23. Tot slot overweegt de rechtbank in navolging van de REK in haar uitspraak van 3 juli 1997 dat daadwerkelijke plaatsing eerst geregeld behoeft te worden indien de uitzetting wordt geëffectueerd. In het geval plaatsing niet
geregeld kan worden, zal alsnog een vergunning tot verblijf moeten worden verleend.
24. Van (overige) klemmende redenen van humanitaire aard op grond waarvan verweerder een vergunning tot verblijf in redelijkheid niet heeft kunnen onthouden is de rechtbank niet gebleken.

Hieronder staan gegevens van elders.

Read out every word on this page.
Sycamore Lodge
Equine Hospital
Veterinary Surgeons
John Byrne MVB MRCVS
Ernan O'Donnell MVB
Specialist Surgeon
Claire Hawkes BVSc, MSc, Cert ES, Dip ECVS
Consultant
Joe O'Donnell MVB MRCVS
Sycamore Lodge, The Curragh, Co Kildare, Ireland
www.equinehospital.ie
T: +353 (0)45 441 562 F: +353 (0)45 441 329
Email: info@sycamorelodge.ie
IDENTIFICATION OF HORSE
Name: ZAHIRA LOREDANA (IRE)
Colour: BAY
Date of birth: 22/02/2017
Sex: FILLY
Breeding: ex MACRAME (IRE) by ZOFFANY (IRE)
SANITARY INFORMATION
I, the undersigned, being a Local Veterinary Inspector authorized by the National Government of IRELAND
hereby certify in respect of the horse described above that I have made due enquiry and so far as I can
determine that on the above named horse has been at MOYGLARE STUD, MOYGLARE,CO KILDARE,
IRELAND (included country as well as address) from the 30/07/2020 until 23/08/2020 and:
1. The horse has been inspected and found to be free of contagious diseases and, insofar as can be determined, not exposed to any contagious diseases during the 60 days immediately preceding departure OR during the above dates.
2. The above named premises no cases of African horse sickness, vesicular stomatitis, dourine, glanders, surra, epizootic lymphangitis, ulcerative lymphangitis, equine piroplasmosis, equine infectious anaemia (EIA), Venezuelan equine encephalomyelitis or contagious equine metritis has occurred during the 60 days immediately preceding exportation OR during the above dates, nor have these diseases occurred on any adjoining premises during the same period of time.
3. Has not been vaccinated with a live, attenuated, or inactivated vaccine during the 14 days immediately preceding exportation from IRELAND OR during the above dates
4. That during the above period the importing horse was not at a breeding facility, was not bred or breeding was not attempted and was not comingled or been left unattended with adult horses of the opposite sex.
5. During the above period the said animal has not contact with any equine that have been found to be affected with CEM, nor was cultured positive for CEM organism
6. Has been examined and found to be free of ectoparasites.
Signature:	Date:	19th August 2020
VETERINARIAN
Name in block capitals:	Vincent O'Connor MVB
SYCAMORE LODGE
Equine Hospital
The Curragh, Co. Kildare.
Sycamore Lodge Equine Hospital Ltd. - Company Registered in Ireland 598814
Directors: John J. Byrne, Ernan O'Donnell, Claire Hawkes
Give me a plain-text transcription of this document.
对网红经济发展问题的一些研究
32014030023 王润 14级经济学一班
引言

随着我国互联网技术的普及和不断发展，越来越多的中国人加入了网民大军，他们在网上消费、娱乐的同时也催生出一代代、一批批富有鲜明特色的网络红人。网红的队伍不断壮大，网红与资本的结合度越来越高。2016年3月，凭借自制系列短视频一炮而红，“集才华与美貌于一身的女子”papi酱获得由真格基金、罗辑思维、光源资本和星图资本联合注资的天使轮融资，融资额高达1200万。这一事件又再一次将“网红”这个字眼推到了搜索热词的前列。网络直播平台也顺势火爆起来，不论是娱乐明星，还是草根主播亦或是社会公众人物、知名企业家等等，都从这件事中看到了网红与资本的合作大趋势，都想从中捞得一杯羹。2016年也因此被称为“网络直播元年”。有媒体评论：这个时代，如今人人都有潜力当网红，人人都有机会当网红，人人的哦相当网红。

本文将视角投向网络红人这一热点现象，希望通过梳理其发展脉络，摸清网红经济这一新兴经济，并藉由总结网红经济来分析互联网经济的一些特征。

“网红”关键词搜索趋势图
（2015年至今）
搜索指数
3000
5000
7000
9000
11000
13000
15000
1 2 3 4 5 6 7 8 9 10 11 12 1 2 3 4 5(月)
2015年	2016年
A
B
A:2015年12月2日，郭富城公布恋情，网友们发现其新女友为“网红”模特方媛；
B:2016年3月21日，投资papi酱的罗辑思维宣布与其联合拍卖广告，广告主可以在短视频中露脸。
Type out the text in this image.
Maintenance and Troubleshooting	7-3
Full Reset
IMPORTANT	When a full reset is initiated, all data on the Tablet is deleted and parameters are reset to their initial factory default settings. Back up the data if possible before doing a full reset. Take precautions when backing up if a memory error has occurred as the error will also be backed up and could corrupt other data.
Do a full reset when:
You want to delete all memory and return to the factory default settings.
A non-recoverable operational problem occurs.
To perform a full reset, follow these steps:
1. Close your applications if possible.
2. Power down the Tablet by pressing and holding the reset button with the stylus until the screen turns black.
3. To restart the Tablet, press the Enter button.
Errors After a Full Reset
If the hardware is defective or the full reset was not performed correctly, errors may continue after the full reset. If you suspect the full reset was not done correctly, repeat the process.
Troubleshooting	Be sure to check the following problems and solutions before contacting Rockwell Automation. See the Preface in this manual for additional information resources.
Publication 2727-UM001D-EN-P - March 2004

25. De beroepen zijn derhalve ongegrond.
26. Van omstandigheden op grond waarvan één der partijen moet worden veroordeeld in de door de andere partij gemaakte kosten is de rechtbank niet gebleken.
III. BESLISSING
De Arrondissementsrechtbank 's-Gravenhage,
RECHT DOENDE:
verklaart de beroepen ongegrond.
IV. RECHTSMIDDEL
Tegen deze uitspraak staat geen gewoon rechtsmiddel open.
Aldus gedaan door mr. H. Bedee en in het openbaar uitgesproken op 31 oktober 2000, in tegenwoordigheid van mr. J. van Dort, griffier.
De griffier is verhinderd deze uitspraak te ondertekenen.